翌日の午後、ニールが部屋を訪れ、名前の入った紙を受け取る。用はそれだけで、彼が再びタエの元に尋ねてきたのは、二日後だった。
カリダがタエのいる王妃の間でお茶をしている時にニールは現れた。
かなりの厚さの書類を手にしている。
「遅くなって申し訳ありません」
「ニール様。そんなこと。近衛兵団の仕事もございますのに、わざわざありがとうございます」
「この書類はどちらにおきますか」
「それでは、こちらにおいてください。殿下、見てはいけませんよ」
「ちぇ」
ニールが壁際の机に書類を置き、カリダが覗き込もうとするので、タエは注意する。彼は面白くなさそうに唇を尖らした。
「僕の学友なのに」
「確かにそうですけど」
「……やっぱりおかしいよな」
二人のやり取りにニールが割り込んできた。口調が少し乱暴で、考えごとをしているようだった。
「殿下の学友だ。最後は殿下が選ぶべきではないか?」
(それもそうだわ。私たちが勝手に選んで……、まあそれが陛下の願いと期待なのだけど。最後殿下と相性が悪ければ、一緒だわ)
「あの」
タエとニールの言葉が合わさる。
「えっとニール様。どうぞお先に」
「王妃様が先です」
「二人で一緒に話せばいいじゃない」
「それは意味がわからなくなるだろう」
「そうです」
「僕は二人が同じことを言おうとしてると思っているけど」
カリダは二人を見て軽やかに笑う。
成長しても彼の笑顔が人々を和ませるもので、タエはなぜか動揺していた自分の気持ちが落ち着くのがわかった。
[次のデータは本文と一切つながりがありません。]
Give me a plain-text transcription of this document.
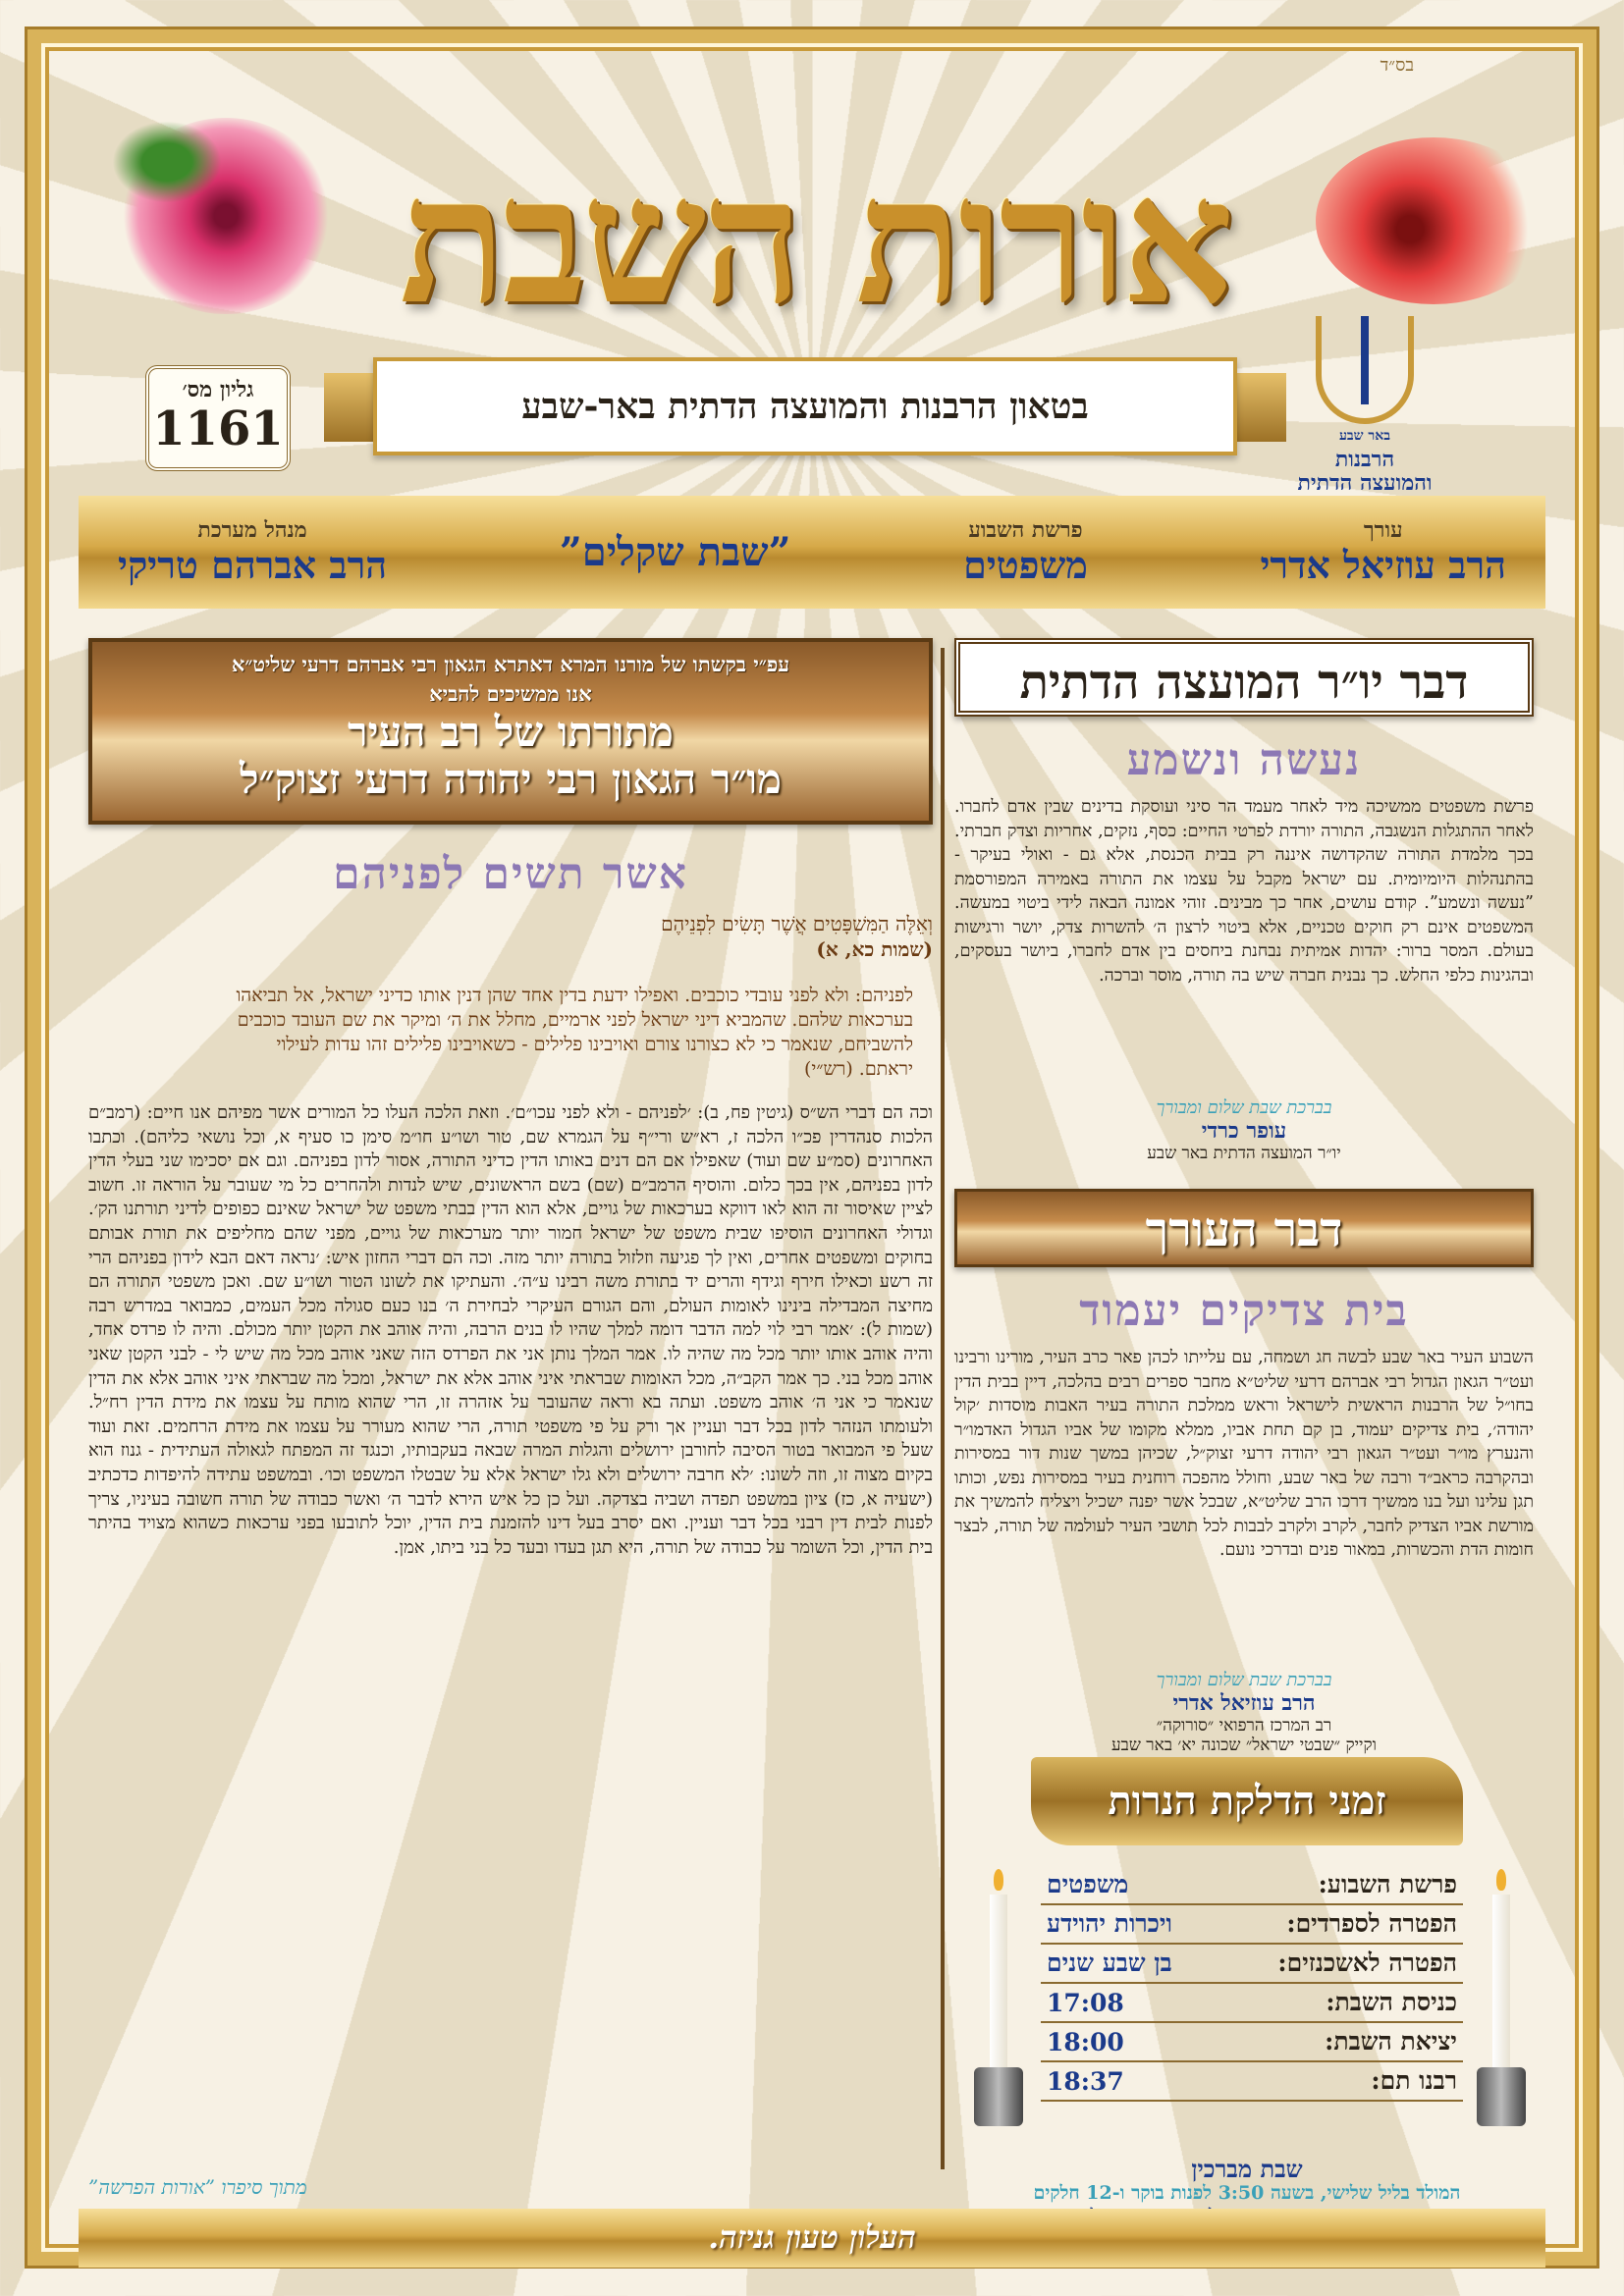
בס״ד
אורות השבת
גליון מס׳
1161	בטאון הרבנות והמועצה הדתית באר-שבע
באר שבע
הרבנות
והמועצה הדתית
עורך
הרב עוזיאל אדרי
פרשת השבוע
משפטים
”שבת שקלים”
מנהל מערכת
הרב אברהם טריקי
דבר יו״ר המועצה הדתית
נעשה ונשמע

פרשת משפטים ממשיכה מיד לאחר מעמד הר סיני ועוסקת בדינים שבין אדם לחברו. לאחר ההתגלות הנשגבה, התורה יורדת לפרטי החיים: כסף, נזקים, אחריות וצדק חברתי. בכך מלמדת התורה שהקדושה איננה רק בבית הכנסת, אלא גם - ואולי בעיקר - בהתנהלות היומיומית. עם ישראל מקבל על עצמו את התורה באמירה המפורסמת ”נעשה ונשמע”. קודם עושים, אחר כך מבינים. זוהי אמונה הבאה לידי ביטוי במעשה. המשפטים אינם רק חוקים טכניים, אלא ביטוי לרצון ה׳ להשרות צדק, יושר ורגישות בעולם. המסר ברור: יהדות אמיתית נבחנת ביחסים בין אדם לחברו, ביושר בעסקים, ובהגינות כלפי החלש. כך נבנית חברה שיש בה תורה, מוסר וברכה.

בברכת שבת שלום ומבורך
עופר כרדי
יו״ר המועצה הדתית באר שבע
דבר העורך
בית צדיקים יעמוד

השבוע העיר באר שבע לבשה חג ושמחה, עם עלייתו לכהן פאר כרב העיר, מורינו ורבינו ועט״ר הגאון הגדול רבי אברהם דרעי שליט״א מחבר ספרים רבים בהלכה, דיין בבית הדין בחו״ל של הרבנות הראשית לישראל וראש ממלכת התורה בעיר האבות מוסדות ׳קול יהודה׳, בית צדיקים יעמוד, בן קם תחת אביו, ממלא מקומו של אביו הגדול האדמו״ר והנערץ מו״ר ועט״ר הגאון רבי יהודה דרעי זצוק״ל, שכיהן במשך שנות דור במסירות ובהקרבה כראב״ד ורבה של באר שבע, וחולל מהפכה רוחנית בעיר במסירות נפש, וכותו תגן עלינו ועל בנו ממשיך דרכו הרב שליט״א, שבכל אשר יפנה ישכיל ויצליח להמשיך את מורשת אביו הצדיק לחבר, לקרב ולקרב לבבות לכל תושבי העיר לעולמה של תורה, לבצר חומות הדת והכשרות, במאור פנים ובדרכי נועם.

בברכת שבת שלום ומבורך
הרב עוזיאל אדרי
רב המרכז הרפואי ״סורוקה״
וקייק ״שבטי ישראל״ שכונה יא׳ באר שבע
זמני הדלקת הנרות
פרשת השבוע:	משפטים
הפטרה לספרדים:	ויכרות יהוידע
הפטרה לאשכנזים:	בן שבע שנים
כניסת השבת:	17:08
יציאת השבת:	18:00
רבנו תם:	18:37
שבת מברכין
המולד בליל שלישי, בשעה 3:50 לפנות בוקר ו-12 חלקים
עפ״י בקשתו של מורנו המרא דאתרא הגאון רבי אברהם דרעי שליט״א
אנו ממשיכים להביא
מתורתו של רב העיר
מו״ר הגאון רבי יהודה דרעי זצוק״ל
אשר תשים לפניהם
וְאֵלֶּה הַמִּשְׁפָּטִים אֲשֶׁר תָּשִׂים לִפְנֵיהֶם
(שמות כא, א)

לפניהם: ולא לפני עובדי כוכבים. ואפילו ידעת בדין אחד שהן דנין אותו כדיני ישראל, אל תביאהו בערכאות שלהם. שהמביא דיני ישראל לפני ארמיים, מחלל את ה׳ ומיקר את שם העובד כוכבים להשביחם, שנאמר כי לא כצורנו צורם ואויבינו פלילים - כשאויבינו פלילים זהו עדות לעילוי יראתם. (רש״י)

וכה הם דברי הש״ס (גיטין פח, ב): ׳לפניהם - ולא לפני עכו״ם׳. וזאת הלכה העלו כל המורים אשר מפיהם אנו חיים: (רמב״ם הלכות סנהדרין פכ״ו הלכה ז, רא״ש ורי״ף על הגמרא שם, טור ושו״ע חו״מ סימן כו סעיף א, וכל נושאי כליהם). וכתבו האחרונים (סמ״ע שם ועוד) שאפילו אם הם דנים באותו הדין כדיני התורה, אסור לדון בפניהם. וגם אם יסכימו שני בעלי הדין לדון בפניהם, אין בכך כלום. והוסיף הרמב״ם (שם) בשם הראשונים, שיש לנדות ולהחרים כל מי שעובר על הוראה זו. חשוב לציין שאיסור זה הוא לאו דווקא בערכאות של גויים, אלא הוא הדין בבתי משפט של ישראל שאינם כפופים לדיני תורתנו הק׳. וגדולי האחרונים הוסיפו שבית משפט של ישראל חמור יותר מערכאות של גויים, מפני שהם מחליפים את תורת אבותם בחוקים ומשפטים אחרים, ואין לך פגיעה וזלזול בתורה יותר מזה. וכה הם דברי החזון איש: ׳נראה דאם הבא לידון בפניהם הרי זה רשע וכאילו חירף וגידף והרים יד בתורת משה רבינו ע״ה׳. והעתיקו את לשונו הטור ושו״ע שם. ואכן משפטי התורה הם מחיצה המבדילה בינינו לאומות העולם, והם הגורם העיקרי לבחירת ה׳ בנו כעם סגולה מכל העמים, כמבואר במדרש רבה (שמות ל): ׳אמר רבי לוי למה הדבר דומה למלך שהיו לו בנים הרבה, והיה אוהב את הקטן יותר מכולם. והיה לו פרדס אחד, והיה אוהב אותו יותר מכל מה שהיה לו. אמר המלך נותן אני את הפרדס הזה שאני אוהב מכל מה שיש לי - לבני הקטן שאני אוהב מכל בני. כך אמר הקב״ה, מכל האומות שבראתי איני אוהב אלא את ישראל, ומכל מה שבראתי איני אוהב אלא את הדין שנאמר כי אני ה׳ אוהב משפט. ועתה בא וראה שהעובר על אזהרה זו, הרי שהוא מותח על עצמו את מידת הדין רח״ל. ולעומתו הנזהר לדון בכל דבר ועניין אך ורק על פי משפטי תורה, הרי שהוא מעורר על עצמו את מידת הרחמים. זאת ועוד שעל פי המבואר בטור הסיבה לחורבן ירושלים והגלות המרה שבאה בעקבותיו, וכנגד זה המפתח לגאולה העתידית - גנוז הוא בקיום מצוה זו, וזה לשונו: ׳לא חרבה ירושלים ולא גלו ישראל אלא על שבטלו המשפט וכו׳. ובמשפט עתידה להיפדות כדכתיב (ישעיה א, כז) ציון במשפט תפדה ושביה בצדקה. ועל כן כל איש הירא לדבר ה׳ ואשר כבודה של תורה חשובה בעיניו, צריך לפנות לבית דין רבני בכל דבר ועניין. ואם יסרב בעל דינו להזמנת בית הדין, יוכל לתובעו בפני ערכאות כשהוא מצויד בהיתר בית הדין, וכל השומר על כבודה של תורה, היא תגן בעדו ובעד כל בני ביתו, אמן.

מתוך סיפרו ”אורות הפרשה”
העלון טעון גניזה.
結果、王妃であるタエが先に言うべきだということになり、彼女は己の考えを話す。
「面談には殿下も参加してもらったほうがいいと思います」
「同意見だ。俺もそう思う」
「やっぱり二人とも同じこと考えていたんだ。ほらね」
タエが話したことはやはりニールが考えていたことは同じで、カリダが少し偉そうに胸をそらす。それがおかしくてタエもニールも笑ってしまった。
そうしてカリダのたっての願いもあり、面談役にカリダを加えることをクリスナとライベルに提案することにした。